A bell rings from the building, and soon the doors open, spilling girls out onto the sidewalk and into the parking lot. Punter watches parents get out of other cars to go greet their children. One of these girls might be a friend of the drowned girl, and if he can just talk to her, then he might be able to find out who the drowned girl was. He might be able to make a list of other people he needs to question so that he can solve her murder.
The volume and the increasing number of distinct voices overwhelms Punter. He stares, watching the girls go by in their uniforms. All of them are identically clothed, and so he focuses instead on their faces, on their hair, on the differences between blondes and brunettes and redheads. He watches the girls smiling and rolling their eyes and exchanging embarrassed looks as their mothers step forward to receive them. He watches the breeze blow all that hair around all those made-up faces. He presses himself against the closed door of his Ford, holds himself still.
He closes his eyes and tries to picture the drowned girl here, wearing her own uniform, but he can’t. She is separate now, distinct from these girls and the life they once shared. Punter’s glad. These girls terrify him in a way the drowned girl does not.
A short burst of siren startles Punter, and he twists around in his seat to see a police cruiser idling its engine behind him, its driver’s-side window rolled down. The cop inside is around Punter’s age, his hair starting to gray at the temples but the rest of him young and healthy-looking. Hanging his left arm out the window and drumming his fingers against the side of the cruiser, the cop yells something, but Punter can’t hear him through the closed windows, not with all the other voices surrounding him.
Punter opens his mouth, then closes it without saying anything.

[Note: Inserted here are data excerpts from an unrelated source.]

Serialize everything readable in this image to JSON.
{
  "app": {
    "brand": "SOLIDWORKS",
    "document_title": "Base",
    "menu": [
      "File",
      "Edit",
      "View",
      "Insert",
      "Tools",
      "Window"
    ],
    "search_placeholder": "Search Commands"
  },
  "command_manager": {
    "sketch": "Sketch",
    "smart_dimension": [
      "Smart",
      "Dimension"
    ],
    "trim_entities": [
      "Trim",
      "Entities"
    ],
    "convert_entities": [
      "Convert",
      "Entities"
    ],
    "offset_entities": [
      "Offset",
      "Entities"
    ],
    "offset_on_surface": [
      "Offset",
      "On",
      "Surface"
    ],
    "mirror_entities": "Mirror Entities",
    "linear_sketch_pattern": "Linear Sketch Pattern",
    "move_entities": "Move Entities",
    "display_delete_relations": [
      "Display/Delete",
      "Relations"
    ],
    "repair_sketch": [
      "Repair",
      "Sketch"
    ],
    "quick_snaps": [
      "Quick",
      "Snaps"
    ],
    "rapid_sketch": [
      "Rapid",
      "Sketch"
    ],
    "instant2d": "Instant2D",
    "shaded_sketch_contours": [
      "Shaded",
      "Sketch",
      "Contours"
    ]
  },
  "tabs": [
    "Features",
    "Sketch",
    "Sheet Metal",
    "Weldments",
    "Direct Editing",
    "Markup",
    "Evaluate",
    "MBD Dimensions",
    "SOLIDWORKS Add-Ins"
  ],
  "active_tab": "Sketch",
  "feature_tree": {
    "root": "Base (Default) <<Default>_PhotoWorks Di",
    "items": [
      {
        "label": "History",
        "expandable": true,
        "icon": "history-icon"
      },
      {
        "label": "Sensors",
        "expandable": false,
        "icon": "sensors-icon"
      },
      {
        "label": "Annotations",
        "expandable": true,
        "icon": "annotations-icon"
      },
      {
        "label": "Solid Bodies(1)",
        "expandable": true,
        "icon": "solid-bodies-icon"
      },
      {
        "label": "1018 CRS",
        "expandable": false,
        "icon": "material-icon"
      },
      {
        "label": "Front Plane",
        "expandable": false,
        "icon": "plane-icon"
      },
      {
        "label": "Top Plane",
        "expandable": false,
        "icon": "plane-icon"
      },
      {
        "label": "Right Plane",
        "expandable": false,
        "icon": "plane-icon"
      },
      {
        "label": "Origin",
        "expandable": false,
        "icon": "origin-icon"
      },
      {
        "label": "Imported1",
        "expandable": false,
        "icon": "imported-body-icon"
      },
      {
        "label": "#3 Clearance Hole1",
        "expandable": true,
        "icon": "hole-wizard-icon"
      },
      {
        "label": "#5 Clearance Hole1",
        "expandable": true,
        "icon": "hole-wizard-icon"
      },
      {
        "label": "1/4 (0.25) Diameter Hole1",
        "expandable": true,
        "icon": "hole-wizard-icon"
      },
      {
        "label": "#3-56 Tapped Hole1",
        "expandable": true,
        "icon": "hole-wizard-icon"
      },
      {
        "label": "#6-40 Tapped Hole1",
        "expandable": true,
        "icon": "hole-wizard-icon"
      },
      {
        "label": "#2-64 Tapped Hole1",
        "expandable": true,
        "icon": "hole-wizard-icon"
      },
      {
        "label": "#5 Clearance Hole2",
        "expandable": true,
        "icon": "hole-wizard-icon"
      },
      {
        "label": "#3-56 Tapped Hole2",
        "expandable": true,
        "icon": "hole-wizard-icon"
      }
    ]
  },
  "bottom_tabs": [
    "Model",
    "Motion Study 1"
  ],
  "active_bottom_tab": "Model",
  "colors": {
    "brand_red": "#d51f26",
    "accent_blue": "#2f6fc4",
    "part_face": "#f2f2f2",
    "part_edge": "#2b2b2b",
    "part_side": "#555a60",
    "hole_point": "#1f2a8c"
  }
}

He shakes his head and locks his driver’s-side door, suddenly afraid that the cop means to drag him from the car, to put hands on him as other cops did when he was a kid. He looks up from the lock to see the cop walking toward his car. The cop raps on Punter’s window and waits for him to roll it down. He stares at Punter, who tries to look away, inadvertently letting his eyes fall on another group of teenage girls.
The cop says, You need to move your car. This is a fire lane.

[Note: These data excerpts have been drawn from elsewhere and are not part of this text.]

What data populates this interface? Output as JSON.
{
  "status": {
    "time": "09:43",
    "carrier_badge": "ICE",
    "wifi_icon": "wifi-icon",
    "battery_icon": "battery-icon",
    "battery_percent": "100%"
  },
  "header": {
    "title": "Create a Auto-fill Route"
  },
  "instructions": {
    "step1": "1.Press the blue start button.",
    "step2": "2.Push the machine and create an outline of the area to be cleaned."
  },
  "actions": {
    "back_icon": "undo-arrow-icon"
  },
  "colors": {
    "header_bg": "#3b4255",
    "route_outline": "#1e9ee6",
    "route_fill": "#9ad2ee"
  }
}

Punter tries to nod but finds himself shaking his head instead. He whispers that he’ll leave, that he’s leaving. The cop says, I can’t hear you. What did you say?

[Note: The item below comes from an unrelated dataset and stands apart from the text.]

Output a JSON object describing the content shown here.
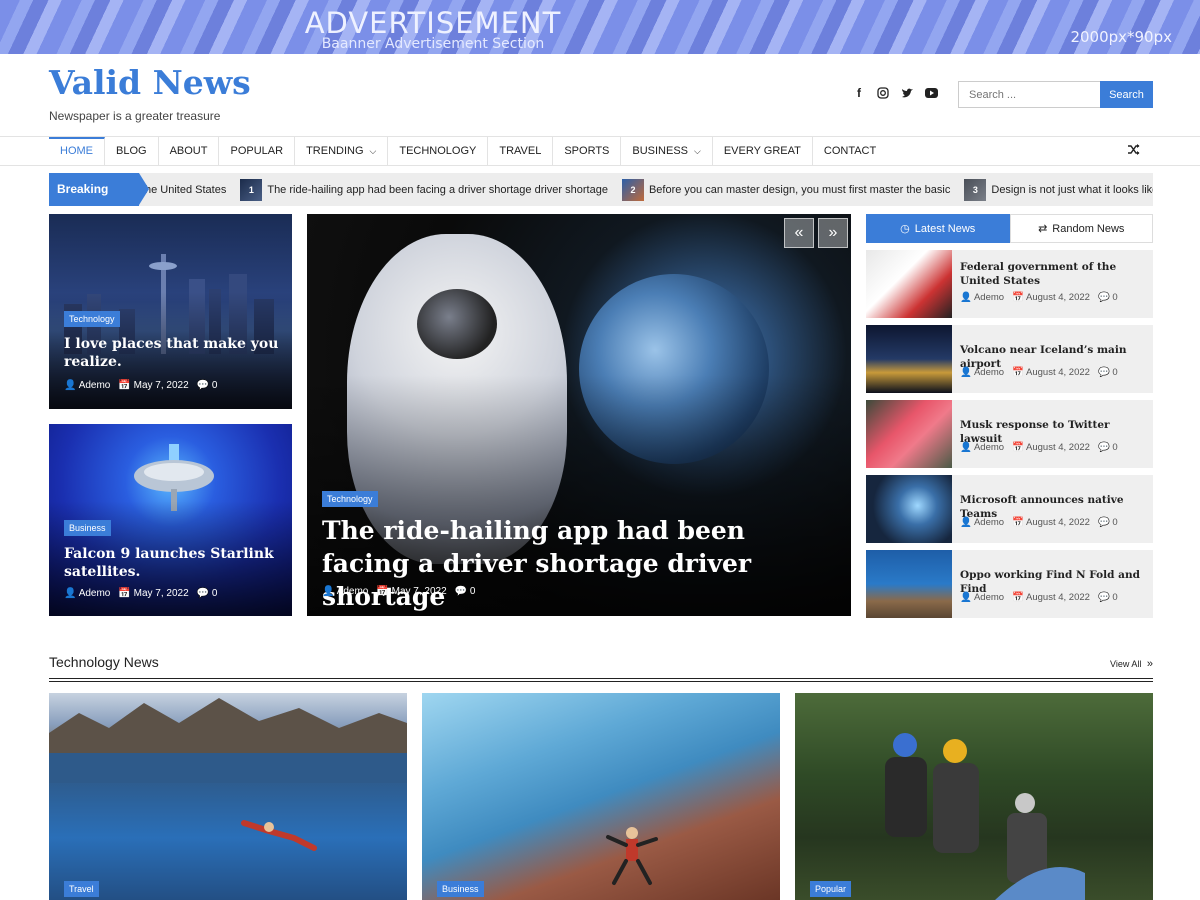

Punter turns the key, sighing when the engine turns over. He says, I’m going right now. He says it as loud as he can, his vocal cords choked and rusty.
There are too many girls walking in front of him for Punter to pull forward, so he has to wait as the cop gets back in his own car. Eventually the cop puts the cruiser in reverse, letting him pass. Punter drives slowly out of the parking lot and onto the city streets, keeping the car slow, keeping it straight between the lines. Afraid that the cop might follow him, Punter sticks to the main roads and other well-populated areas, but he gets lost anyway. These aren’t places he usually goes. A half-hour passes and then another. Punter’s throat is raw from smoking. His eyes ache from staring into the rearview mirror, and his hands shake so hard he feels they might never stop.
At home, Punter finds the girl’s parents in the phonebook, writes down their address. He knows now that he has to be more careful, that if he isn’t then someone will come looking for him too. He lies down on the couch to wait for dark, falls asleep with the television tuned to daytime dramas and court shows. He dreams about finding the murderer, about hauling him into the police station in chains. He sees himself avenging the girl with a smoking pistol, emptying round after round into this faceless person, unknown but certainly out there, surely as marked by his crime as Punter was.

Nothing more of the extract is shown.